Note: Make sure to set seed to create reproducible results.

#### Customer churn predicion using SVM with polynomial kernel

In [7]:
# Polynomial
svm_poly = Pipeline([ ('scaler', StandardScaler()),
                     ('clf', SVC(kernel = 'poly', random_state = 1)) ])
parameters = {'clf__C' : np.logspace(-1, 2, 4,dtype=int),
              'clf__degree': [1,2,3,4],
              'clf__coef0': [0,1,2]}
svm_clf_poly = GridSearchCV(svm_poly, parameters, cv=10, n_jobs = -1)
svm_clf_poly.fit(X_train, y_train)

print(svm_clf_poly.best_params_)
print('Classification error',np.mean(svm_clf_poly.predict(X_test) != y_test))

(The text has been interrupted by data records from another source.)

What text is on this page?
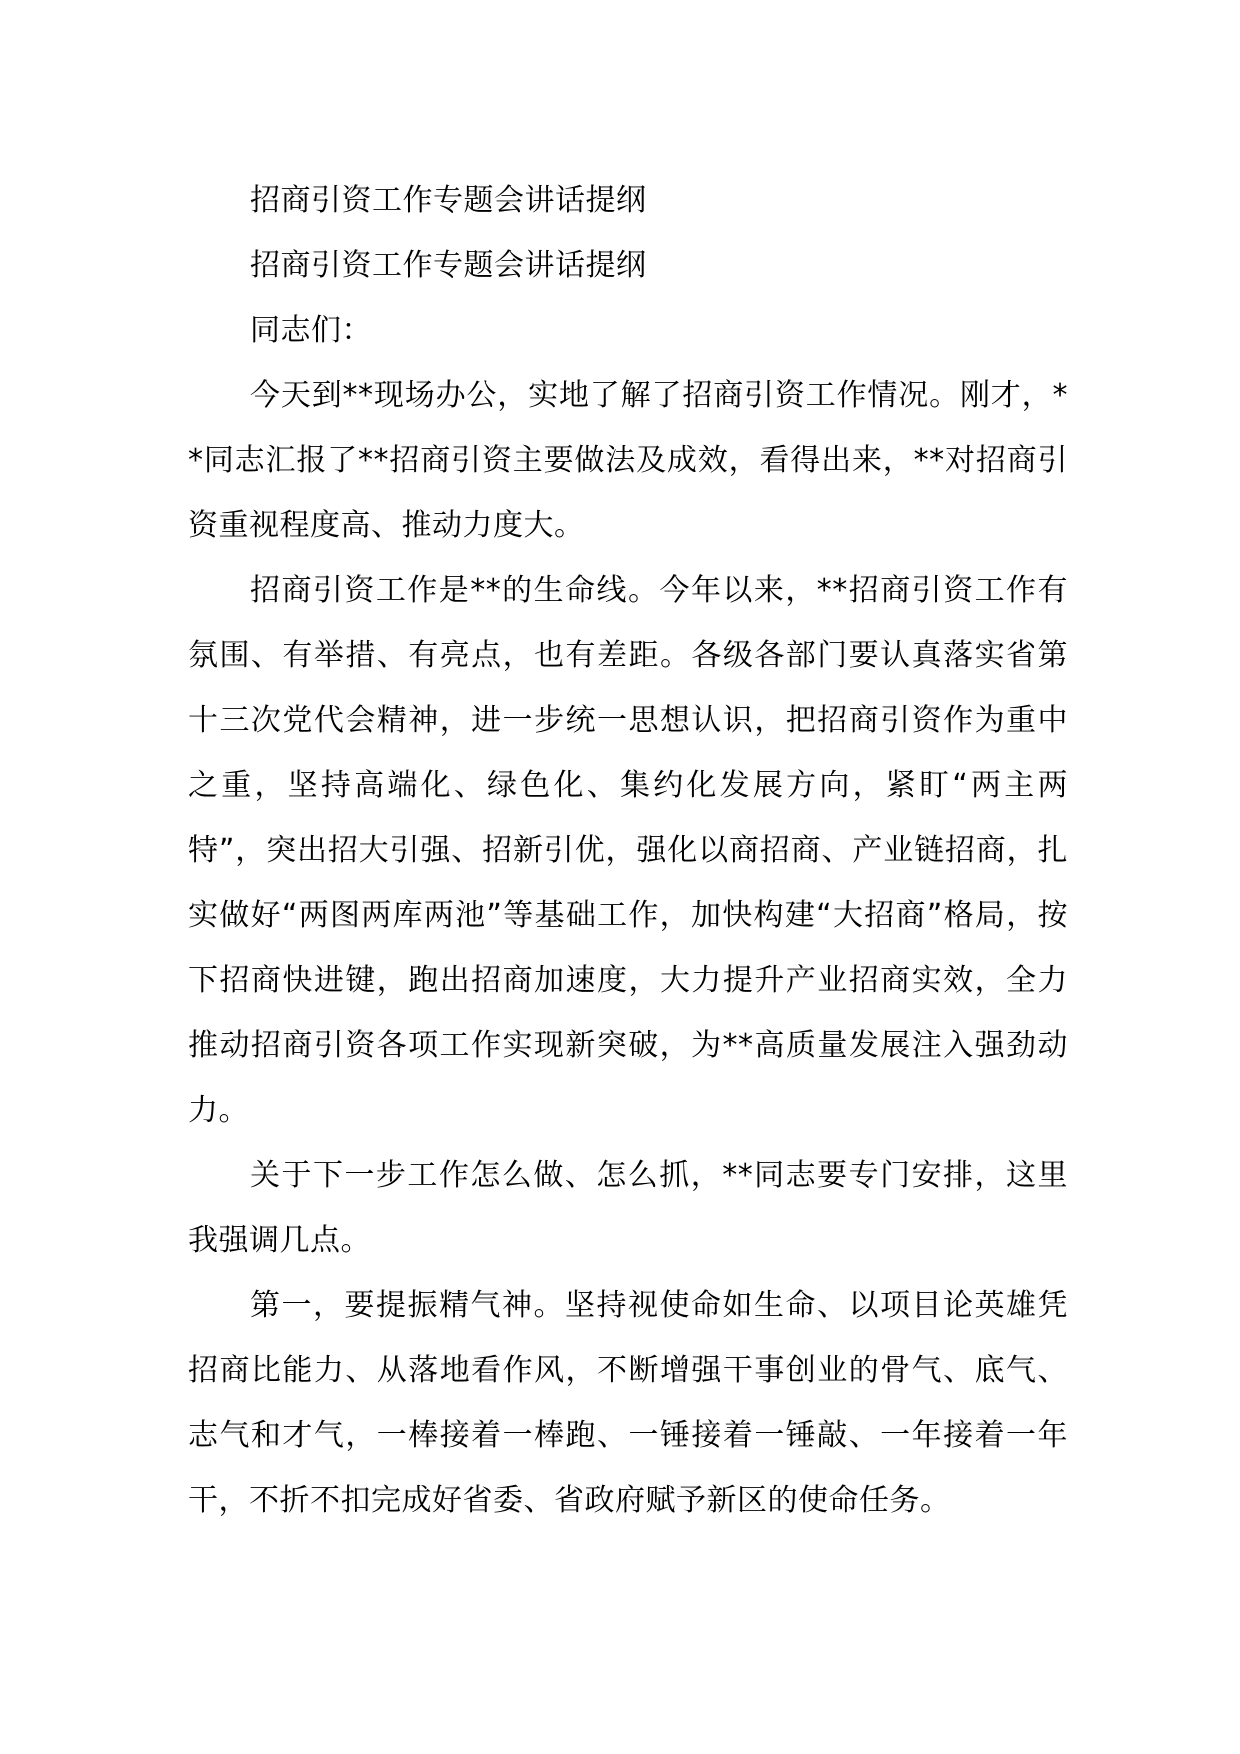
招商引资工作专题会讲话提纲

招商引资工作专题会讲话提纲

同志们：

今天到**现场办公，实地了解了招商引资工作情况。刚才，**同志汇报了**招商引资主要做法及成效，看得出来，**对招商引资重视程度高、推动力度大。

招商引资工作是**的生命线。今年以来，**招商引资工作有氛围、有举措、有亮点，也有差距。各级各部门要认真落实省第十三次党代会精神，进一步统一思想认识，把招商引资作为重中之重，坚持高端化、绿色化、集约化发展方向，紧盯“两主两特”，突出招大引强、招新引优，强化以商招商、产业链招商，扎实做好“两图两库两池”等基础工作，加快构建“大招商”格局，按下招商快进键，跑出招商加速度，大力提升产业招商实效，全力推动招商引资各项工作实现新突破，为**高质量发展注入强劲动力。

关于下一步工作怎么做、怎么抓，**同志要专门安排，这里我强调几点。

第一，要提振精气神。坚持视使命如生命、以项目论英雄凭招商比能力、从落地看作风，不断增强干事创业的骨气、底气、志气和才气，一棒接着一棒跑、一锤接着一锤敲、一年接着一年干，不折不扣完成好省委、省政府赋予新区的使命任务。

{'clf__C': 100, 'clf__coef0': 0, 'clf__degree': 2}
Classification error 0.21321961620469082


#### Customer churn predicion using SVM with radial basis function kernel

In [8]:
# RBF
svm_rbf = Pipeline([ ('scaler', StandardScaler()),
                     ('clf', SVC(kernel = 'rbf', random_state = 1)) ])
parameters = {'clf__C' : np.logspace(-1, 2, 4,dtype=int),
              'clf__gamma': [0.1,0.5,1,2,3,4]}
svm_clf_rbf = GridSearchCV(svm_rbf, parameters, cv=10, n_jobs = -1)
svm_clf_rbf.fit(X_train, y_train)

print(svm_clf_rbf.best_params_)
print('Classification error', np.mean(svm_clf_rbf.predict(X_test) != y_test))

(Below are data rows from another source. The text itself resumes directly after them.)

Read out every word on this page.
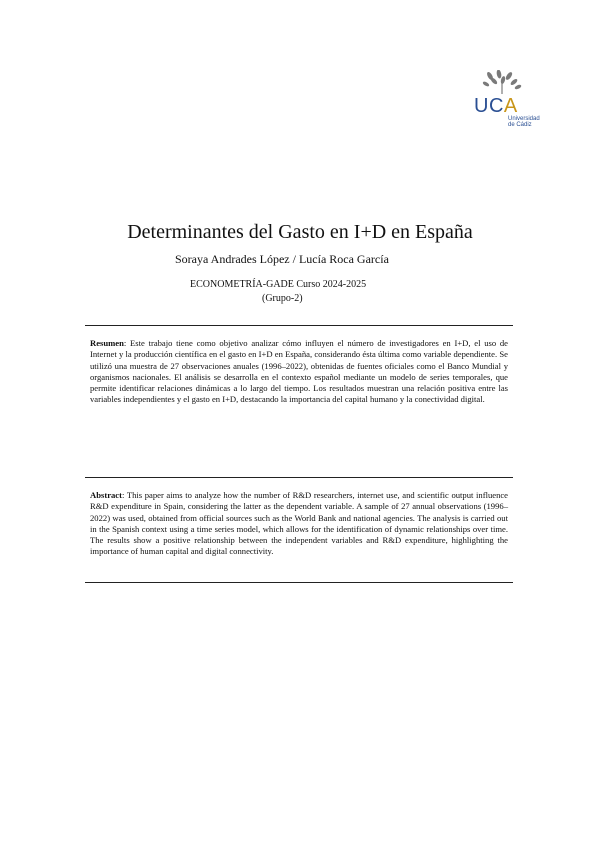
UCA
Universidad
de Cádiz
Determinantes del Gasto en I+D en España
Soraya Andrades López / Lucía Roca García
ECONOMETRÍA-GADE Curso 2024-2025
(Grupo-2)
Resumen: Este trabajo tiene como objetivo analizar cómo influyen el número de investigadores en I+D, el uso de Internet y la producción científica en el gasto en I+D en España, considerando ésta última como variable dependiente. Se utilizó una muestra de 27 observaciones anuales (1996–2022), obtenidas de fuentes oficiales como el Banco Mundial y organismos nacionales. El análisis se desarrolla en el contexto español mediante un modelo de series temporales, que permite identificar relaciones dinámicas a lo largo del tiempo. Los resultados muestran una relación positiva entre las variables independientes y el gasto en I+D, destacando la importancia del capital humano y la conectividad digital.
Abstract: This paper aims to analyze how the number of R&D researchers, internet use, and scientific output influence R&D expenditure in Spain, considering the latter as the dependent variable. A sample of 27 annual observations (1996–2022) was used, obtained from official sources such as the World Bank and national agencies. The analysis is carried out in the Spanish context using a time series model, which allows for the identification of dynamic relationships over time. The results show a positive relationship between the independent variables and R&D expenditure, highlighting the importance of human capital and digital connectivity.
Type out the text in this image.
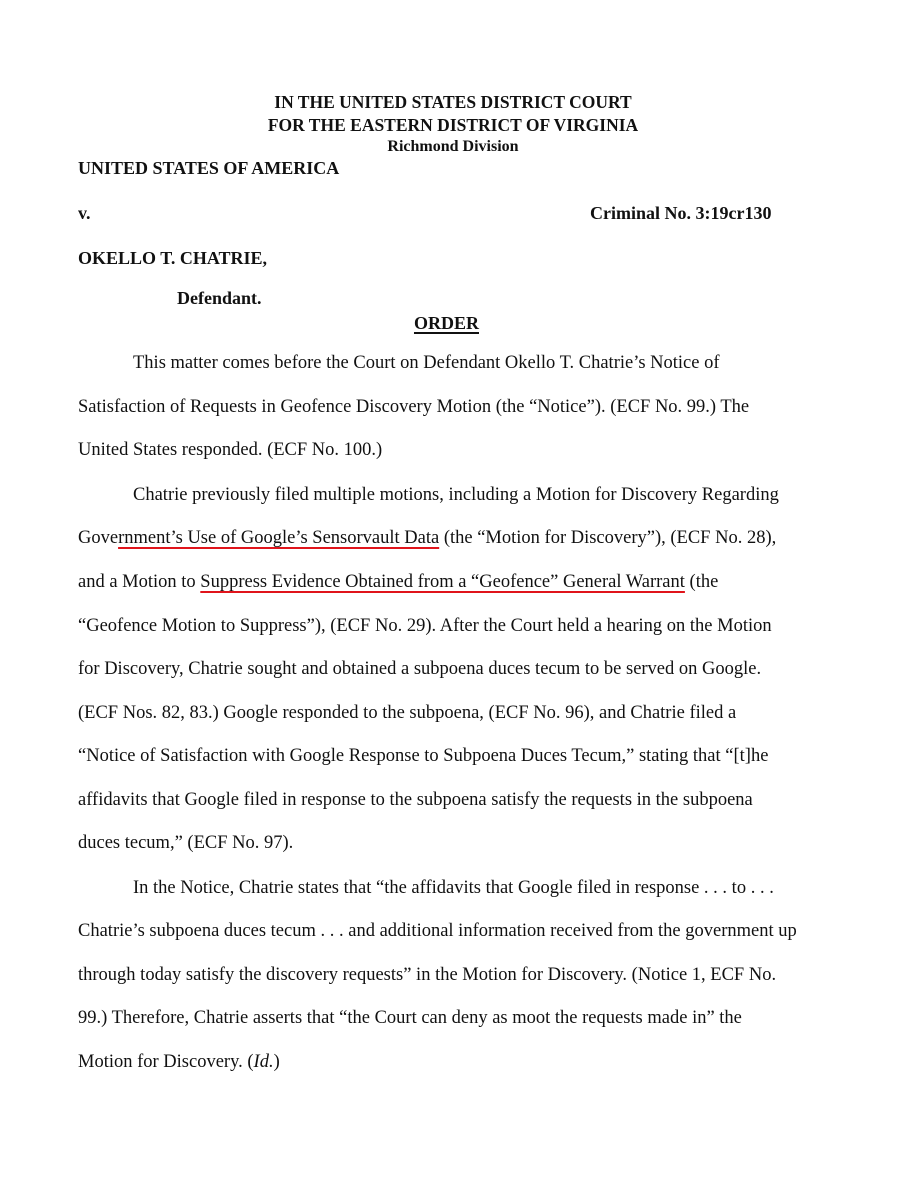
IN THE UNITED STATES DISTRICT COURT
FOR THE EASTERN DISTRICT OF VIRGINIA
Richmond Division
UNITED STATES OF AMERICA
v.	Criminal No. 3:19cr130
OKELLO T. CHATRIE,
Defendant.
ORDER
This matter comes before the Court on Defendant Okello T. Chatrie’s Notice of
Satisfaction of Requests in Geofence Discovery Motion (the “Notice”). (ECF No. 99.) The
United States responded. (ECF No. 100.)
Chatrie previously filed multiple motions, including a Motion for Discovery Regarding
Government’s Use of Google’s Sensorvault Data (the “Motion for Discovery”), (ECF No. 28),
and a Motion to Suppress Evidence Obtained from a “Geofence” General Warrant (the
“Geofence Motion to Suppress”), (ECF No. 29). After the Court held a hearing on the Motion
for Discovery, Chatrie sought and obtained a subpoena duces tecum to be served on Google.
(ECF Nos. 82, 83.) Google responded to the subpoena, (ECF No. 96), and Chatrie filed a
“Notice of Satisfaction with Google Response to Subpoena Duces Tecum,” stating that “[t]he
affidavits that Google filed in response to the subpoena satisfy the requests in the subpoena
duces tecum,” (ECF No. 97).
In the Notice, Chatrie states that “the affidavits that Google filed in response . . . to . . .
Chatrie’s subpoena duces tecum . . . and additional information received from the government up
through today satisfy the discovery requests” in the Motion for Discovery. (Notice 1, ECF No.
99.) Therefore, Chatrie asserts that “the Court can deny as moot the requests made in” the
Motion for Discovery. (Id.)
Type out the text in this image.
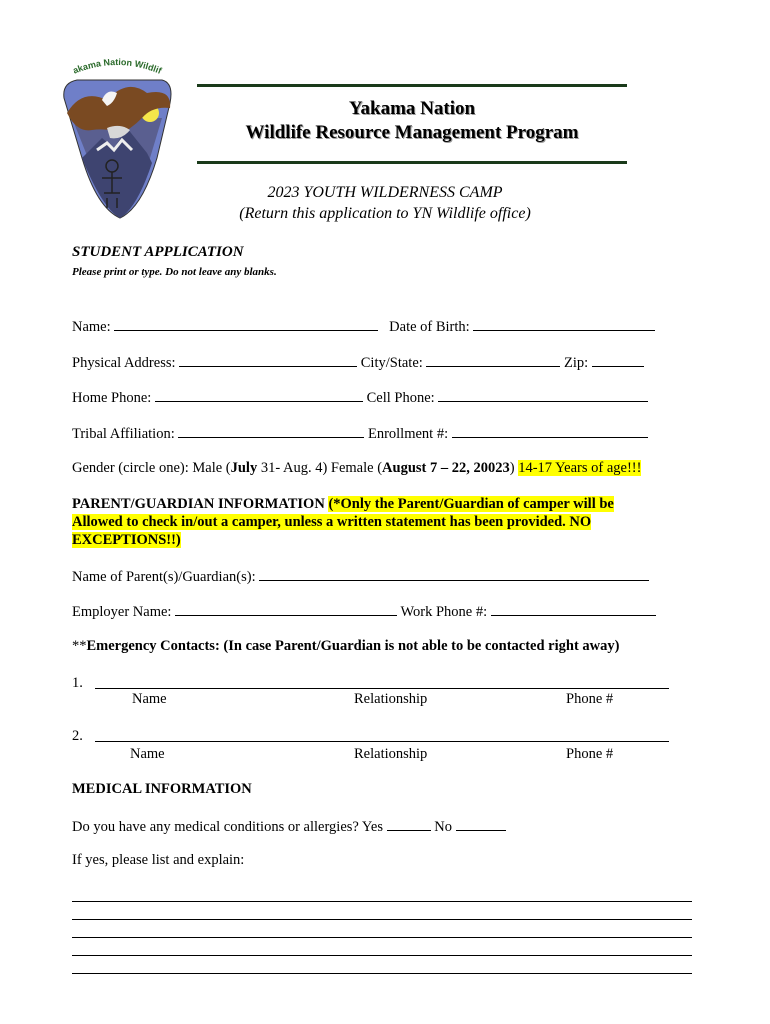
akama Nation Wildlif
Yakama Nation
Wildlife Resource Management Program
2023 YOUTH WILDERNESS CAMP
(Return this application to YN Wildlife office)
STUDENT APPLICATION
Please print or type. Do not leave any blanks.
Name:	Date of Birth:
Physical Address:	City/State:	Zip:
Home Phone:	Cell Phone:
Tribal Affiliation:	Enrollment #:
Gender (circle one): Male (July 31- Aug. 4) Female (August 7 – 22, 20023) 14-17 Years of age!!!
PARENT/GUARDIAN INFORMATION (*Only the Parent/Guardian of camper will be
Allowed to check in/out a camper, unless a written statement has been provided. NO
EXCEPTIONS!!)
Name of Parent(s)/Guardian(s):
Employer Name:	Work Phone #:
**Emergency Contacts: (In case Parent/Guardian is not able to be contacted right away)
1.
Name	Relationship	Phone #
2.
Name	Relationship	Phone #
MEDICAL INFORMATION
Do you have any medical conditions or allergies? Yes	No
If yes, please list and explain:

{'clf__C': 1, 'clf__gamma': 0.1}
Classification error 0.2068230277185501


Best result: Classification error with SVM radial basis function is minimum (i.e. 20.68%) therefore SVM with radial basis function kernel predicts customer churn rate more accurately than with SVM linear/ polynomial kernel methods.

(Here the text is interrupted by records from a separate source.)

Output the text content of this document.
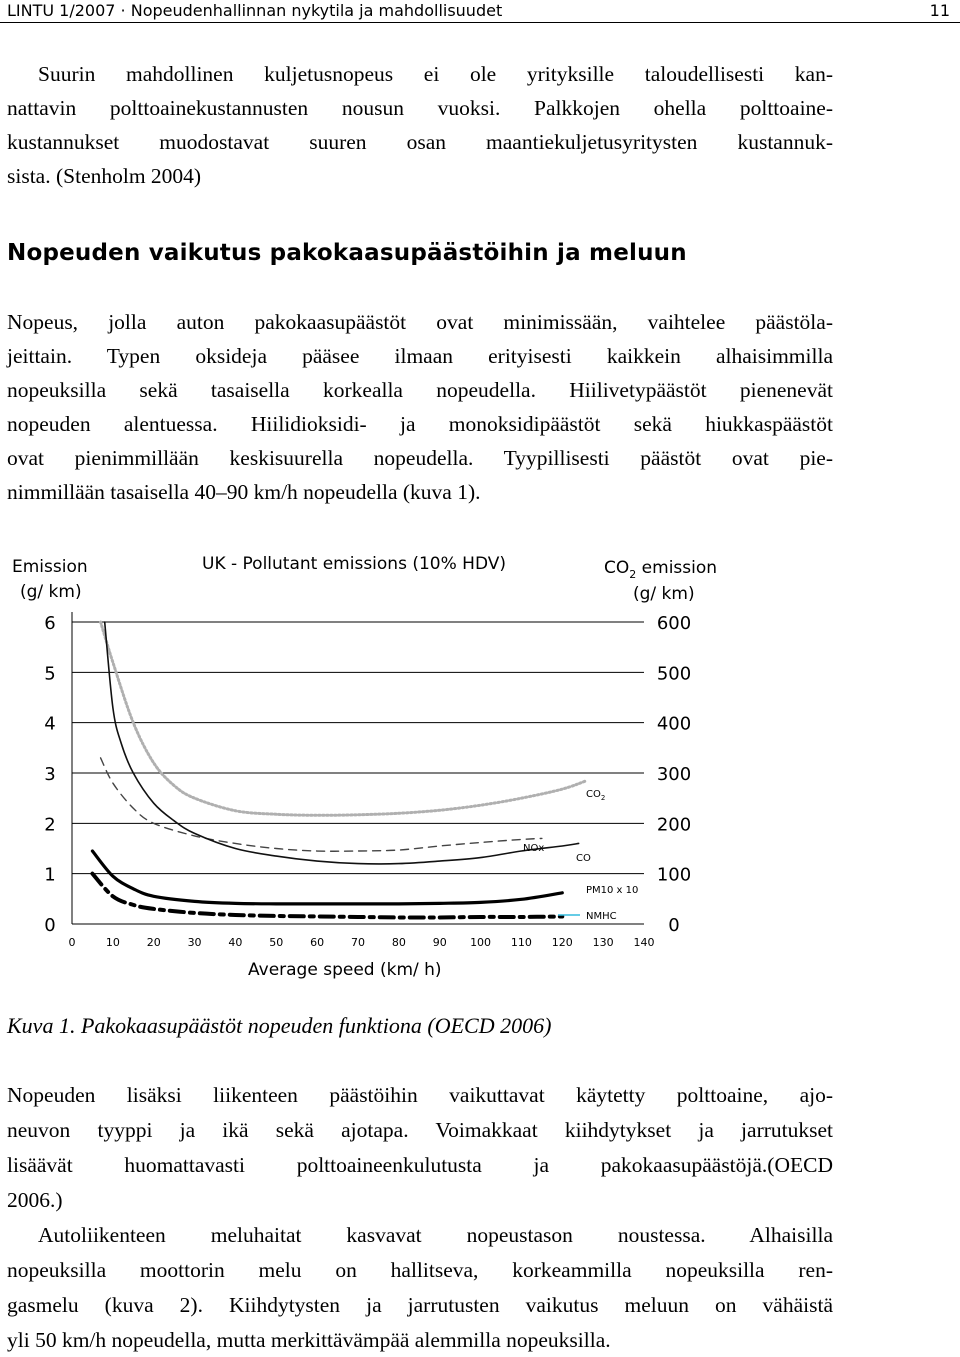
LINTU 1/2007 · Nopeudenhallinnan nykytila ja mahdollisuudet	11
Suurin mahdollinen kuljetusnopeus ei ole yrityksille taloudellisesti kan-
nattavin polttoainekustannusten nousun vuoksi. Palkkojen ohella polttoaine-
kustannukset muodostavat suuren osan maantiekuljetusyritysten kustannuk-
sista. (Stenholm 2004)
Nopeuden vaikutus pakokaasupäästöihin ja meluun
Nopeus, jolla auton pakokaasupäästöt ovat minimissään, vaihtelee päästöla-
jeittain. Typen oksideja pääsee ilmaan erityisesti kaikkein alhaisimmilla
nopeuksilla sekä tasaisella korkealla nopeudella. Hiilivetypäästöt pienenevät
nopeuden alentuessa. Hiilidioksidi- ja monoksidipäästöt sekä hiukkaspäästöt
ovat pienimmillään keskisuurella nopeudella. Tyypillisesti päästöt ovat pie-
nimmillään tasaisella 40–90 km/h nopeudella (kuva 1).
0	0
1	100
2	200
3	300
4	400
5	500
6	600
0	10 20 30 40 50 60 70 80 90 100 110 120 130 140
Emission
(g/ km)
UK - Pollutant emissions (10% HDV)	$CO_2$ emission
(g/ km)
Average speed (km/ h)
$CO_2$
NOx
CO
PM10 x 10
NMHC
Kuva 1. Pakokaasupäästöt nopeuden funktiona (OECD 2006)
Nopeuden lisäksi liikenteen päästöihin vaikuttavat käytetty polttoaine, ajo-
neuvon tyyppi ja ikä sekä ajotapa. Voimakkaat kiihdytykset ja jarrutukset
lisäävät huomattavasti polttoaineenkulutusta ja pakokaasupäästöjä.(OECD
2006.)
Autoliikenteen meluhaitat kasvavat nopeustason noustessa. Alhaisilla
nopeuksilla moottorin melu on hallitseva, korkeammilla nopeuksilla ren-
gasmelu (kuva 2). Kiihdytysten ja jarrutusten vaikutus meluun on vähäistä
yli 50 km/h nopeudella, mutta merkittävämpää alemmilla nopeuksilla.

As a practice, let's fit a regularized logistic regression on this data set as well, and see if we can achieve a better test error.

In [9]:
# Logistic regression
clf_logit = Pipeline([('scale',StandardScaler()),
                     ('clf',LogisticRegression(solver='liblinear', penalty='l1',random_state=1))])
                        # using l1 regularization and liblinear solver method for logistic regression

parameters = {'clf__C' : np.logspace(-2, 10, 10), 'clf__max_iter' : np.linspace(1000, 10000, 10)}

clf_logistic = GridSearchCV(clf_logit, param_grid = parameters, cv=10, scoring='accuracy', n_jobs=-1)
clf_logistic.fit(X_train, y_train)  # fit model on training set

print(clf_logistic.best_params_)
print('Classification error', np.mean(clf_logistic.predict(X_test) != y_test))

{'clf__C': 0.21544346900318834, 'clf__max_iter': 1000.0}
Classification error 0.21393034825870647


Observation: 

Logistic regression with Lasso regularization gets better result that linear SVM but worse than SVM with polynomial and radial basis function kernal in predicting customer churn.